Sometimes this is influenced by different rearing approaches between the two parents. The indulgent parent is usually the programmer, and this is usually the mother. The programmed parent often seeks to guide the child in a certain way and may appear to the child to be more authoritarian and demanding. This is usually the absent father. The child is being used to do what the programmer wants and will resent the parent who directs and guides (this is usually as already stated the father) Lund,(1995).
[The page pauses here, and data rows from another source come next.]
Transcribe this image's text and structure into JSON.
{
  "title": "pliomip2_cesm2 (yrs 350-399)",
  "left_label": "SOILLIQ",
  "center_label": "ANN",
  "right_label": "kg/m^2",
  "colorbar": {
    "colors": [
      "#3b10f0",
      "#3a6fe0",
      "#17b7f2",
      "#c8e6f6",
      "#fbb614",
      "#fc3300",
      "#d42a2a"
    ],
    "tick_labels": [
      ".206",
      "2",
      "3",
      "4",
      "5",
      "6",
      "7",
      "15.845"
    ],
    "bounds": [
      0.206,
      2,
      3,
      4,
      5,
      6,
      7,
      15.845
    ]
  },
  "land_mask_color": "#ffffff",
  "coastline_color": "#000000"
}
Sometimes it is the father who is over-indulgent while the child is in his custody. The absent mother fares similarly if she attempts to discipline or direct the child. The warring parents create a climate where the child feels insecure. Instead of unity there is the opposite. The child feels it has to make a choice and chooses usually that parent who had custody to whom to give his/her loyalty. In so doing the child feels inclined to reject the absent parent because that parent has so little power compared with the parent with whom the child resides more or less full time.
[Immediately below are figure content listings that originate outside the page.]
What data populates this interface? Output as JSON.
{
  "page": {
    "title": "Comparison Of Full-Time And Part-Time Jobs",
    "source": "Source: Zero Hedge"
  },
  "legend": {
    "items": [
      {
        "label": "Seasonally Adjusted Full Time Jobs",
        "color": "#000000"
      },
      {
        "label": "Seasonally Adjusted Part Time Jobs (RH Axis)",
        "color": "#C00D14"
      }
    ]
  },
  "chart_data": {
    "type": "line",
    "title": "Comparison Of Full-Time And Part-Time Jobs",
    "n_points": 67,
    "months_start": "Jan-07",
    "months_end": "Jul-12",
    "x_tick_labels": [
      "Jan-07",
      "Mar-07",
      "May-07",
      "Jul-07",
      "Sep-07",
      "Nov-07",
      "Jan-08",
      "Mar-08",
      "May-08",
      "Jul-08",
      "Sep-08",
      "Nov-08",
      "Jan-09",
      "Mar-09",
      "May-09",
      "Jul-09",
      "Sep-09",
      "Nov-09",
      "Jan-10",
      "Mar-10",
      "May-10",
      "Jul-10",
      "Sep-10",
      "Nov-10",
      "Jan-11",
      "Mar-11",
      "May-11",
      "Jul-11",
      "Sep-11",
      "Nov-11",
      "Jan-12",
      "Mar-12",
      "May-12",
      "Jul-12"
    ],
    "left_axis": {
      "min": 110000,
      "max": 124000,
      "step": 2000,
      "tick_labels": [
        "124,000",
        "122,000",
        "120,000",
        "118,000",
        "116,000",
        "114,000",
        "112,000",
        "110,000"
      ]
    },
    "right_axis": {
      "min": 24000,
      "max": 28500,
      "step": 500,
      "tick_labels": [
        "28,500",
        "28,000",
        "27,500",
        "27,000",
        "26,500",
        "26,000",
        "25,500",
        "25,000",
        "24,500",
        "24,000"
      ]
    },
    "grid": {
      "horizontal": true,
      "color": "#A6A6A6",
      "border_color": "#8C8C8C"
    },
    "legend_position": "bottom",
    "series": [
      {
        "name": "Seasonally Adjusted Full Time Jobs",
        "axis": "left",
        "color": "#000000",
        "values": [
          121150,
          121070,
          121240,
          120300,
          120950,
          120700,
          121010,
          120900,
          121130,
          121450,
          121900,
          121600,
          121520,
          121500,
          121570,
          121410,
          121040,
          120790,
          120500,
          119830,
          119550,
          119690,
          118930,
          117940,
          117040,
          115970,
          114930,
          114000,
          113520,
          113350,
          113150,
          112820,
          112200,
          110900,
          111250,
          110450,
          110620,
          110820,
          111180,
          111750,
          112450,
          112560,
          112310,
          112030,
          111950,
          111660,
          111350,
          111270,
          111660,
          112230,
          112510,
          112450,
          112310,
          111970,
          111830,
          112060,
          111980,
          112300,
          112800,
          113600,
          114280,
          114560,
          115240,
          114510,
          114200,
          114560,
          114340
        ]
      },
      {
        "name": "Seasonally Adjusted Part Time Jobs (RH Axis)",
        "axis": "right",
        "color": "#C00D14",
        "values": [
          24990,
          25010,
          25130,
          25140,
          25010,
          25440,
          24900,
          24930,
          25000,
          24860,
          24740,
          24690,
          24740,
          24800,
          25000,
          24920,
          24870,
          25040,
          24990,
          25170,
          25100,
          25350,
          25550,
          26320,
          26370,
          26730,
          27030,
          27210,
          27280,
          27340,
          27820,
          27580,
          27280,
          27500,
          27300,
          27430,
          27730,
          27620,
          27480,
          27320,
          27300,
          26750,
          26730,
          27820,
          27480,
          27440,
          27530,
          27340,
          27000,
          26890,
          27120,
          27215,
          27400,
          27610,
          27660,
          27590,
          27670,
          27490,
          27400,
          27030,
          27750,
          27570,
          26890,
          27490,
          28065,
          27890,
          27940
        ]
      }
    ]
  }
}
Therapists or mediators who seek to resolve parental alienation or parental alienation syndrome may antagonise the child as well as the custodial parent when efforts are made for encouraging the child to have contact with the absent parent. If the therapist goes along with the child’s wishes of rejecting the non custodial parent, and many do, then the parental alienation becomes all the stronger and more difficult to reverse. This means the therapist has fallen into the trap of the alienator who will claim that it is the child’s wishes not to have contact, or only minimal contact with the alienated parent (folie a trios). The courts follow suit by backing the therapist who considers the status quo best for the child. This demonstrates quite clearly how the system of parental alienation works.
Here it becomes imperative that the therapist has the basic principle of “the child needs both parents” firmly in mind. It is important that the therapist is not manipulated either by the alienator, the child, or the current unequal and pathological situation. The therapist must work in order to prevail in getting the child and the alienator to see the value of contact with both parents. As I have so often said, failure to do this, reduces the likelihood of little or no subsequent contact with the absent and alienated parent. “Absence does not make the heart grow fonder”. Absence in fact creates a greater likelihood that the absence will be permanent. Little contact results eventually in no contact.
This allows the alienator to continue his/her work of indoctrination, virtually unchallenged having received the backing of the court. It takes both a wise and courageous judge to seek to see beneath those ‘shenanigans’. There are still too few psychologists whose principle is “the child needs both parents” when such obdurate opposition from the alienator and the child exists.